The Commission is given power in section 3 (a) (13) to exempt securities "by such rules and regulations as it deems necessary or appropriate in the public interest or for the protection of investors.' The power thus to grant exemptions is no more difficult to sustain than the power to make affirmative regulations. The Supreme Court has upheld the validity of the delegation of power to a commission to grant exemptions from a zoning ordinance, and it does not appear that the standards for such exemption were prescribed by the statute with as much definiteness as in the present bill. Coriab v. Fox (274 U.S., 603).
In any case, moreover, regardless of the language of the statute, an exercise of power by the Commission may be subject to review in the courts. If the exercise of power is found to be arbitrary or capricious, the language of the statute will not save the action from reversal. Likewise, a reasonable exercise of power will be upheld even though the statute might not in terins forbid an unconstitutional exercise by the Commission. When the constitutionality of a law or an administrative act is challenged, the complainant must show not only that he is affected by it, but that as applied to him in the case at bar it is unconstitutional. It is not enough that it might possibly be unconstitutional in other circumstances or as applied to other persons, See Albany County v. Stanley (105 U.S. 315, 514); Roberts & Co. v. Emmerson (271 U.S. 50, 54, 55); Liberty Warehouse Co. v. Burley Tobacco Growers' Cooperative Marketing Association (276 U.S. 71, 88).
In short, the delegation of power to the Commission is valid because adequate standards are prescribed for its action. And the constitutionality of particular regulations promulgated by the Commission must depend upon their reasonableness in a given set of circumstances; a statute cannot control in the decision of such questions.
It is well settled, moreover, that violation of an administrative regulation may be declared by statute to be a crime. See United States v. Grimaud (220 U.S. 506).

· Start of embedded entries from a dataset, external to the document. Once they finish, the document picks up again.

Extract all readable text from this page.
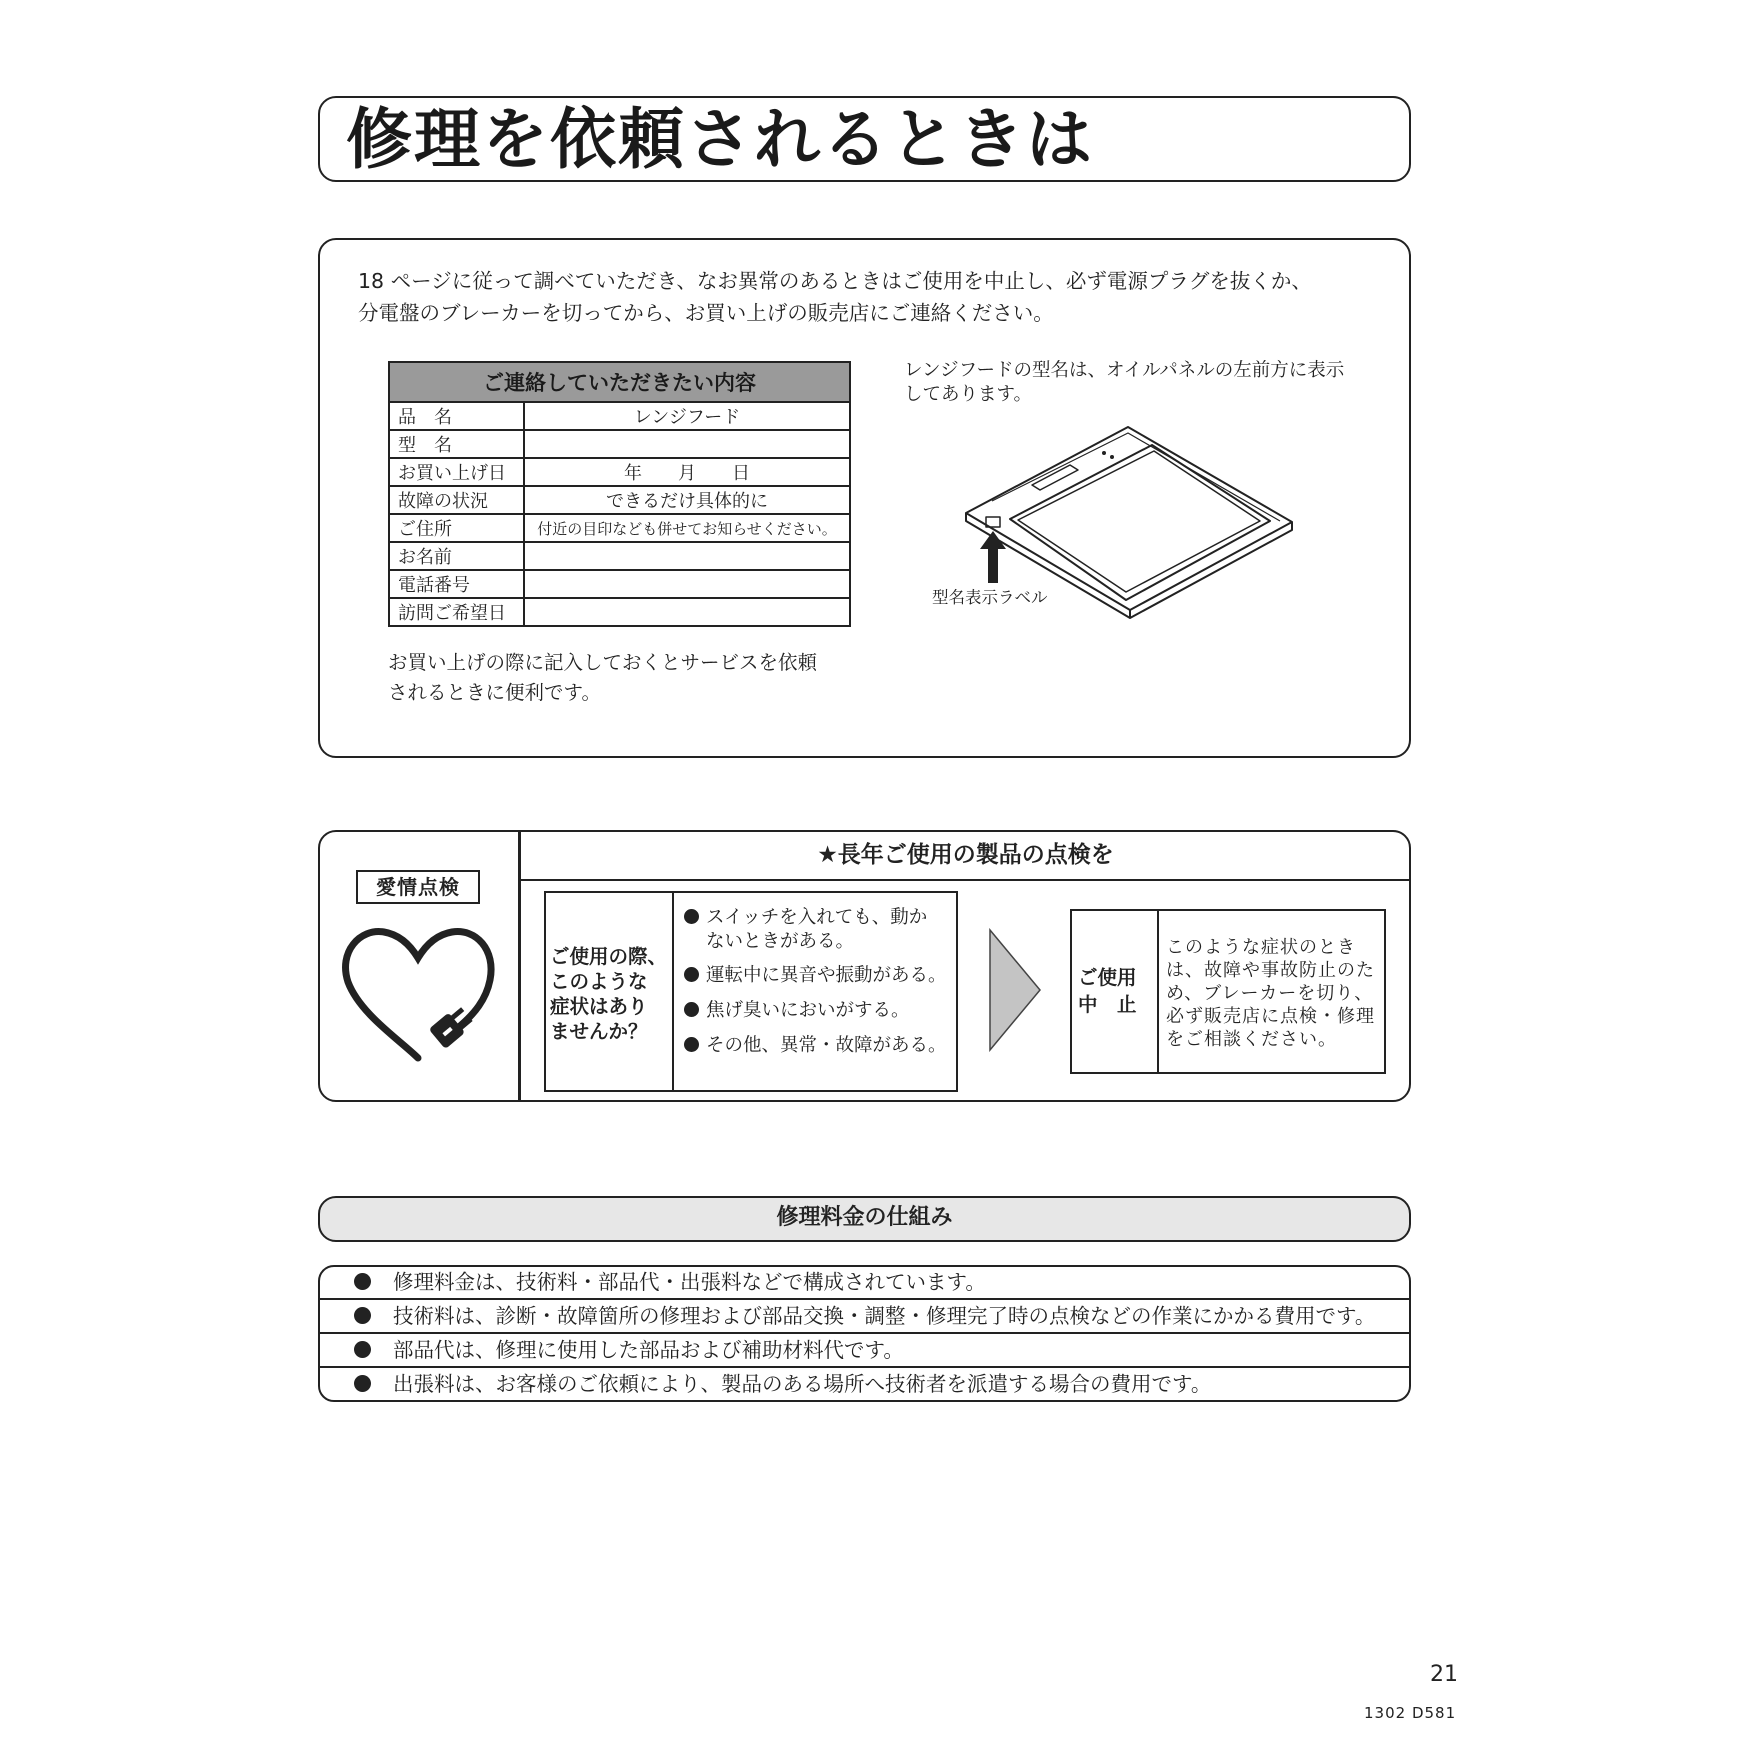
修理を依頼されるときは
18 ページに従って調べていただき、なお異常のあるときはご使用を中止し、必ず電源プラグを抜くか、
分電盤のブレーカーを切ってから、お買い上げの販売店にご連絡ください。
ご連絡していただきたい内容	
品　名	レンジフード
型　名	
お買い上げ日	年　　月　　日
故障の状況	できるだけ具体的に
ご住所	付近の目印なども併せてお知らせください。
お名前	
電話番号	
訪問ご希望日	
お買い上げの際に記入しておくとサービスを依頼
されるときに便利です。
レンジフードの型名は、オイルパネルの左前方に表示
してあります。
型名表示ラベル
愛情点検
★長年ご使用の製品の点検を
ご使用の際、
このような
症状はあり
ませんか？
スイッチを入れても、動か
ないときがある。
運転中に異音や振動がある。
焦げ臭いにおいがする。
その他、異常・故障がある。
ご使用
中　止
このような症状のとき
は、故障や事故防止のた
め、ブレーカーを切り、
必ず販売店に点検・修理
をご相談ください。
修理料金の仕組み
修理料金は、技術料・部品代・出張料などで構成されています。
技術料は、診断・故障箇所の修理および部品交換・調整・修理完了時の点検などの作業にかかる費用です。
部品代は、修理に使用した部品および補助材料代です。
出張料は、お客様のご依頼により、製品のある場所へ技術者を派遣する場合の費用です。
21
1302 D581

VI. PARTICULAR PROVISIONS OF THE BILL
A number of provisions in the bill necessarily go beyond the regulation of transactions immediately on the exchanges. Many of these provisions may be sustained, as has been shown, by virtue of the power of Congress over the mails and other instruments of interstate commerce. This is true of the sections, for example, on proxies and over-counter markets. But there is an independent ground upon which all these provisions must be held constitutional. The test of their validity is the appropriateness, in the reasonable judgment of the legislature, to accomplish the principal purposes sought to be achieved by the bill as a whole. The underlying purpose of the bill is to assure a sound, fair, and honest market for securities. This purpose, as we have seen, is within the legitimate powers of Congress. It remains to indicate the appropriateness of specific provisions to this central end.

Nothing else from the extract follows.